Inbound Traffic Is Allowed on SSH Ports Only

Rule Details

Application Scenarios

Port 22 is the default port for Secure Shell (SSH) and is used for remote login and server management.

0.0.0.0/0 indicates all IPv4 addresses, and ::/0 indicates all IPv6 addresses. Restricting access to port 22 from any IP address can significantly reduce the exposure of your server and the possibility of being scanned and attacked.

Solution

Modify a security group rule.

Rule Logic

• If a security group does not allow all IPv4 and IPv6 traffic (with the source address set to 0.0.0.0/0 or ::/0) to the TCP port 22, this security group is compliant.
• If a security group allows all IPv4 and IPv6 traffic (with the source address set to 0.0.0.0/0 or ::/0) to the TCP port 22, this security group is non-compliant.
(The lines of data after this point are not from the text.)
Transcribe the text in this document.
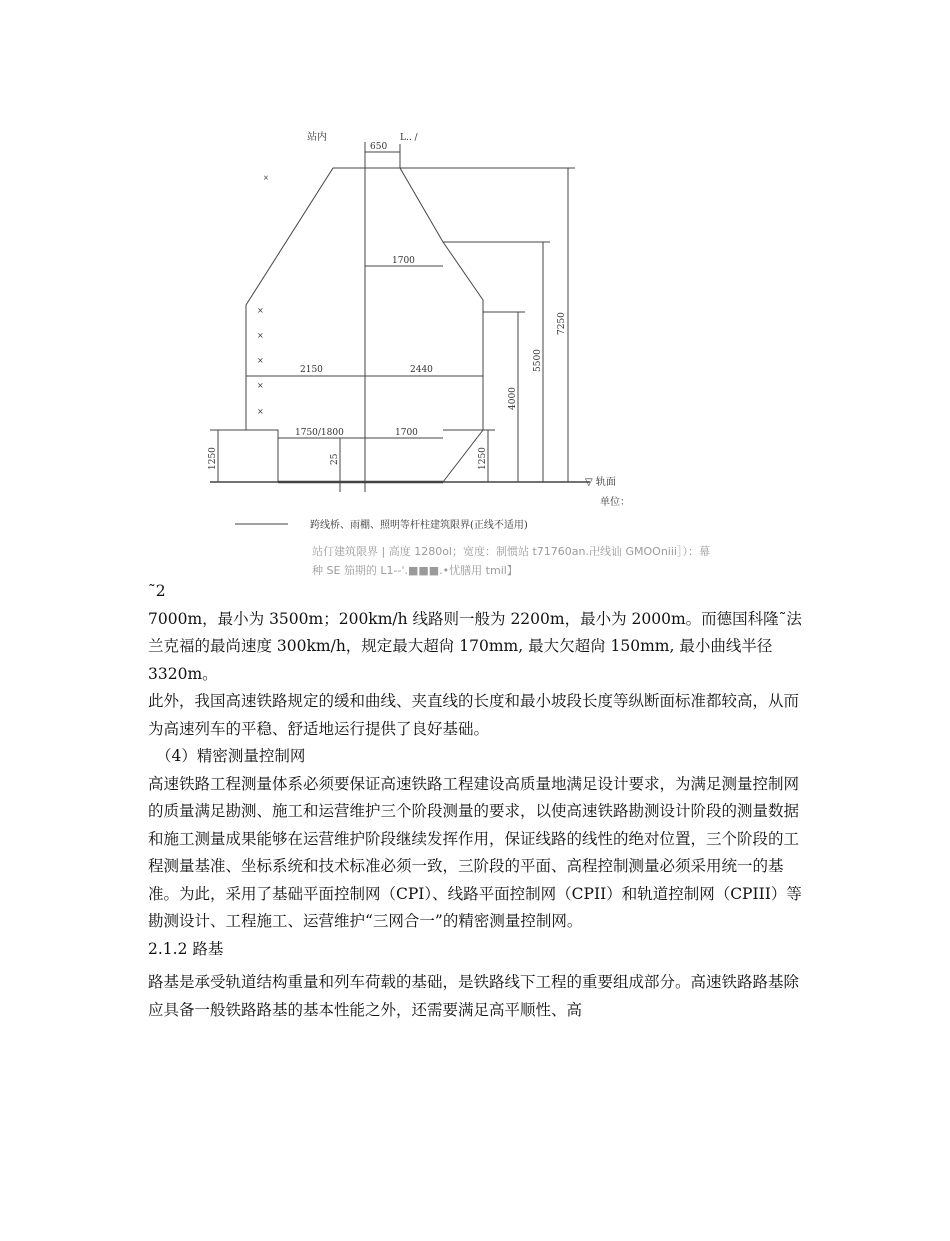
×
×
×
×
×
×
站内	L.. /
650
1700
2150	2440
1750/1800	1700
25
1250	1250
4000
5500
7250
▽ 轨面
单位：
跨线桥、雨棚、照明等杆柱建筑限界(正线不适用)
站仃建筑限界 | 高度 1280ol；宽度：制惯站 t71760an.卍线讪 GMOOniii］）：幕
种 SE 笳期的 L1--'.■■■.•忧膳用 tmil】

˜2

7000m，最小为 3500m；200km/h 线路则一般为 2200m，最小为 2000m。而德国科隆˜法兰克福的最尚速度 300km/h，规定最大超尙 170mm, 最大欠超尙 150mm, 最小曲线半径 3320m。

此外，我国高速铁路规定的缓和曲线、夹直线的长度和最小坡段长度等纵断面标准都较高，从而为高速列车的平稳、舒适地运行提供了良好基础。

（4）精密测量控制网

高速铁路工程测量体系必须要保证高速铁路工程建设高质量地满足设计要求，为满足测量控制网的质量满足勘测、施工和运营维护三个阶段测量的要求，以使高速铁路勘测设计阶段的测量数据和施工测量成果能够在运营维护阶段继续发挥作用，保证线路的线性的绝对位置，三个阶段的工程测量基准、坐标系统和技术标准必须一致，三阶段的平面、高程控制测量必须采用统一的基准。为此，采用了基础平面控制网（CPⅠ）、线路平面控制网（CPII）和轨道控制网（CPIII）等勘测设计、工程施工、运营维护“三网合一”的精密测量控制网。

2.1.2 路基

路基是承受轨道结构重量和列车荷载的基础，是铁路线下工程的重要组成部分。高速铁路路基除应具备一般铁路路基的基本性能之外，还需要满足高平顺性、高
• If the source address of a security group rule is a security group, the traffic from the source security group will not be checked and is trusted.
• If the source address of a security group rule is an IP address group, the IP addresses configured for the IP address group will not be checked, because the IP address group cannot contain all IP addresses.
• A security group typically contains multiple rules, and these rules follow a certain order to take effect. For details, see How Traffic Matches Security Group Rules. This Config rule bypasses all Deny rules in security groups, and only focuses on the traffic that you may allow.